# Wireless turnout control



## philtheking5 (Nov 17, 2021)

Hello to all, 

I have been a member for awhile but don't think I have ever posted. I am running Bachmann steam locos equipped with decoders. Recently, I purchased an NCE PH-10R. What I hope to do is control my turnouts with my wireless throttle. My question is, what manufacturers and hardware do most people use to do this? 

Any advice is much appreciated,
Phil Nymark


----------



## Dan Pierce (Jan 2, 2008)

How do you want to control the turnouts? Zimo has the MX820 decoder series which can be set for remote control and for controlling via a track input sensor. This unit can do either 2 wire or 3 wire switch drives like the LGB units (LGB made 3 wire years ago, now just the 2 wire).


----------



## xmas111 (Feb 6, 2021)

I also use the NCE PH-10R and use the "*Massoth DiMAX 1-Channel Switch Decoder II" *on my turnouts and they work great. And hook up is easy.

John


----------



## Greg Elmassian (Jan 3, 2008)

I use the Digitrax DS-64 controllers, 4 switches per controller and they are inexpensive. $50 from trainworld for 4 channels.

The Massoth is 4 times as expensive, $50 for 1 one channel.

Greg


----------



## philtheking5 (Nov 17, 2021)

Thank you for all the replies. Now I can start looking into this to a greater extent. And Greg, thanks for the lead on Train-li, they are very helpful and I didn't know about them.

Much appreciated,
Phil Nymark


----------



## LGB333$$$$ (Oct 11, 2017)

philtheking5 said:


> Thank you for all the replies. Now I can start looking into this to a greater extent. And Greg, thanks for the lead on Train-li, they are very helpful and I didn't know about them.
> 
> Much appreciated,
> Phil Nymark


Phil - I do carry the Massoth 1-channel switch decoders available if you're looking for any.


----------



## xmas111 (Feb 6, 2021)

Greg is right, the Massoth switch decoder is expensive but I like it because you can hide all the wires so it looks nice and neat.

Here one of my switches with the Massoth switch decoder in operation.

I added the red and blue LEDs to make it easier to see with way the switch is going. I have the switch lanterns but my eyes aren't what they use to be and they're hard to see.
The number 2 is a 7 segment display.
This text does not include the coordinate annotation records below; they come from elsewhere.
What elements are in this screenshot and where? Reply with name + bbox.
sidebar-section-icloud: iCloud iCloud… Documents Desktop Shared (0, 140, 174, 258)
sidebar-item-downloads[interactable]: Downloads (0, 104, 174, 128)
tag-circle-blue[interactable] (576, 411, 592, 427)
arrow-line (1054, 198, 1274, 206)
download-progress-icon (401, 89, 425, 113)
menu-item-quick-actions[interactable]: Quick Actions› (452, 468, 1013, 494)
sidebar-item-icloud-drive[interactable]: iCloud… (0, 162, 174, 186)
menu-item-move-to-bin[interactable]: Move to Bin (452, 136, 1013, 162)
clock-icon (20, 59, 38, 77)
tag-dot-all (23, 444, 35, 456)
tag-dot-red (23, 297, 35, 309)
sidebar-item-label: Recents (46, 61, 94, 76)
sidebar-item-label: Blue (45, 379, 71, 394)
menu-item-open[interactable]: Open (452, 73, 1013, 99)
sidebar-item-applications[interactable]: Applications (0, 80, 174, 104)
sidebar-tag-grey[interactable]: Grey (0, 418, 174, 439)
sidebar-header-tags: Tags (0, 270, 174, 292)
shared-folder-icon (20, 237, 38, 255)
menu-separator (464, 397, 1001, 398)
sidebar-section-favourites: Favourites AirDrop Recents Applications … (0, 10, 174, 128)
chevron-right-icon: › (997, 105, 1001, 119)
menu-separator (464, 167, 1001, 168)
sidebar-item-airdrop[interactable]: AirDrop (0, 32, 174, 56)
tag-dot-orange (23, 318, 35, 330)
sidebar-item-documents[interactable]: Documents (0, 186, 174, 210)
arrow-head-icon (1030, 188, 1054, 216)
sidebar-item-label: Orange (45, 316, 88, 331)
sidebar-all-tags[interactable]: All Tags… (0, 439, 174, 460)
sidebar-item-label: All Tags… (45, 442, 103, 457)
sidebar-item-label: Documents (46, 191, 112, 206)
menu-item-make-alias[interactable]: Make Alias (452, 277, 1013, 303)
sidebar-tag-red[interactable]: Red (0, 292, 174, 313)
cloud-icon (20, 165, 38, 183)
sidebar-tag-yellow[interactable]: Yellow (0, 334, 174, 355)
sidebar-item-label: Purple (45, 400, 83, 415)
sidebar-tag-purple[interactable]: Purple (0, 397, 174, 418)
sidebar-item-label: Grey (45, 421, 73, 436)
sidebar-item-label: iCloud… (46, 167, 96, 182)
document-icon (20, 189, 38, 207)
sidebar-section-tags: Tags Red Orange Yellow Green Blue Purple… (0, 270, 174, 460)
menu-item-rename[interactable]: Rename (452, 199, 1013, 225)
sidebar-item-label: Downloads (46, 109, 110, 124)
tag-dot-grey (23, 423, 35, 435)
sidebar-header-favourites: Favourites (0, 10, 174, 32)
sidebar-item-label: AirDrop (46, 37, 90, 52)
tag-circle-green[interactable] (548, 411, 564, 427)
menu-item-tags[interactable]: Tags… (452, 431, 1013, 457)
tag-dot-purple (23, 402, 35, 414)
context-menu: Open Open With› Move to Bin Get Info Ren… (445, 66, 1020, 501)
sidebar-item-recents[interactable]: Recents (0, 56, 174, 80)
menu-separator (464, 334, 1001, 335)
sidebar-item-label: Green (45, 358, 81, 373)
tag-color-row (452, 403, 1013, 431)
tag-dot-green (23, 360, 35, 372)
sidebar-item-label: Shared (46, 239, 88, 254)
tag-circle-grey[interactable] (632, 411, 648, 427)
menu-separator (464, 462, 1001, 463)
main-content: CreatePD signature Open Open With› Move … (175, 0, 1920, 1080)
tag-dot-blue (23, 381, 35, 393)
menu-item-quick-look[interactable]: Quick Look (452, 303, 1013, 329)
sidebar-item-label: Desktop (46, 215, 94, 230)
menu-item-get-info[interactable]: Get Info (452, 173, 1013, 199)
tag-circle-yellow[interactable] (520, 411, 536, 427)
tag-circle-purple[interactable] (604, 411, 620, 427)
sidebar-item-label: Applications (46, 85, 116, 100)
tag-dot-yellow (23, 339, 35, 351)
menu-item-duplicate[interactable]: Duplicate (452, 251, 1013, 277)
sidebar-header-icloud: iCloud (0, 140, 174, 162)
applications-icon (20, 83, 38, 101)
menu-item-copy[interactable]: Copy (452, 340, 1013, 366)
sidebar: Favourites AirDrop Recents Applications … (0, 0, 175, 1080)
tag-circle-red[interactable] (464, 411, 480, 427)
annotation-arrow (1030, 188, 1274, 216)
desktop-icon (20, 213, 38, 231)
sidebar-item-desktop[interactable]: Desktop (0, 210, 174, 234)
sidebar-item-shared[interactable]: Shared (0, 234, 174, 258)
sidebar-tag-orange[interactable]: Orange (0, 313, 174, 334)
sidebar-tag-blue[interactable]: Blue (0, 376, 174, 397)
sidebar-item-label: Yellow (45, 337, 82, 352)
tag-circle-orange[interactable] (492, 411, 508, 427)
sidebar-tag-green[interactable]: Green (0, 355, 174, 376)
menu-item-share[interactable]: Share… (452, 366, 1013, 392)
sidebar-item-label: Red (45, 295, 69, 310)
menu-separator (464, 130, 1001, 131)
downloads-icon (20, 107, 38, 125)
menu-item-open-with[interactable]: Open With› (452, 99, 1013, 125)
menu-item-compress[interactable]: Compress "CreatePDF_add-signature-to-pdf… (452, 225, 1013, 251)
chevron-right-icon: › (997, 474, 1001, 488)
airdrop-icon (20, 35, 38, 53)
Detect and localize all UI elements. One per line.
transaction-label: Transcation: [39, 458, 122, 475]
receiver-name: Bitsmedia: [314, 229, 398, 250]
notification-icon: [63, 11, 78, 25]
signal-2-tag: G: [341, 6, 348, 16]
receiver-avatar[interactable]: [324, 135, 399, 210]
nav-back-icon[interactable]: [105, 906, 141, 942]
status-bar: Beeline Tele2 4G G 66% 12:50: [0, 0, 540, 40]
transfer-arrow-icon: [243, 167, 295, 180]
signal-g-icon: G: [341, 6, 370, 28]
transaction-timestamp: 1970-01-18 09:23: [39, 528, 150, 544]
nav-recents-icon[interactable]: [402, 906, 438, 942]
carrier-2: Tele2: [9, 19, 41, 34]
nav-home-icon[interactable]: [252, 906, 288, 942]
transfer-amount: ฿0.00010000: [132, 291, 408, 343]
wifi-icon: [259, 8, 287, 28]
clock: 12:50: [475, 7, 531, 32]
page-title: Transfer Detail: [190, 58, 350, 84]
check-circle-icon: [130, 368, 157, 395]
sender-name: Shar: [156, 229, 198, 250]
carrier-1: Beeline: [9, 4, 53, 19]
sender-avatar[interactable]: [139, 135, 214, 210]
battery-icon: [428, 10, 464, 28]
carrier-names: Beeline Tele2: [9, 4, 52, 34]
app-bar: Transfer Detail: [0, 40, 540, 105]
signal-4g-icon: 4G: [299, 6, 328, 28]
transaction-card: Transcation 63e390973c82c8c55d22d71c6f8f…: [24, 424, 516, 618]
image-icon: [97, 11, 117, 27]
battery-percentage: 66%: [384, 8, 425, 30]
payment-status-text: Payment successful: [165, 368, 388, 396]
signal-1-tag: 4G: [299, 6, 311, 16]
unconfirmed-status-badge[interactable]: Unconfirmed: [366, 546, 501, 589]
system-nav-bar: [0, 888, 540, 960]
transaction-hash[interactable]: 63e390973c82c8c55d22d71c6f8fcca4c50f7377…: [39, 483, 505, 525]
Makes it easy to know what number the switch is.
You can see it in action here.


----------



## Greg Elmassian (Jan 3, 2008)

Just found out the Digitrax units I have been using, the DS-64 has been replaced by an upgraded, smaller model the DS-74. $63.










I put them in weatherproof enclosures along with the air solenoids (I have pneumatic switches).

Looks like the Massoth 4 unit decoder is $80. I like the digitrax because it is easy to program


----------



## philtheking5 (Nov 17, 2021)

Greg Elmassian said:


> Just found out the Digitrax units I have been using, the DS-64 has been replaced by an upgraded, smaller model the DS-74. $63.
> 
> 
> 
> ...


I noticed the newer version but did find the older ones for $50 at Trainworld, I think. I like the idea of pneumatic switches. I have a number of switch machines that came with the turnouts but have not experimented with them yet.
I will have to look into waterproofing. If I remember correctly, my PSX-AR's have a waterproof case that can be purchased and I wonder if these decoders also have something similar.


----------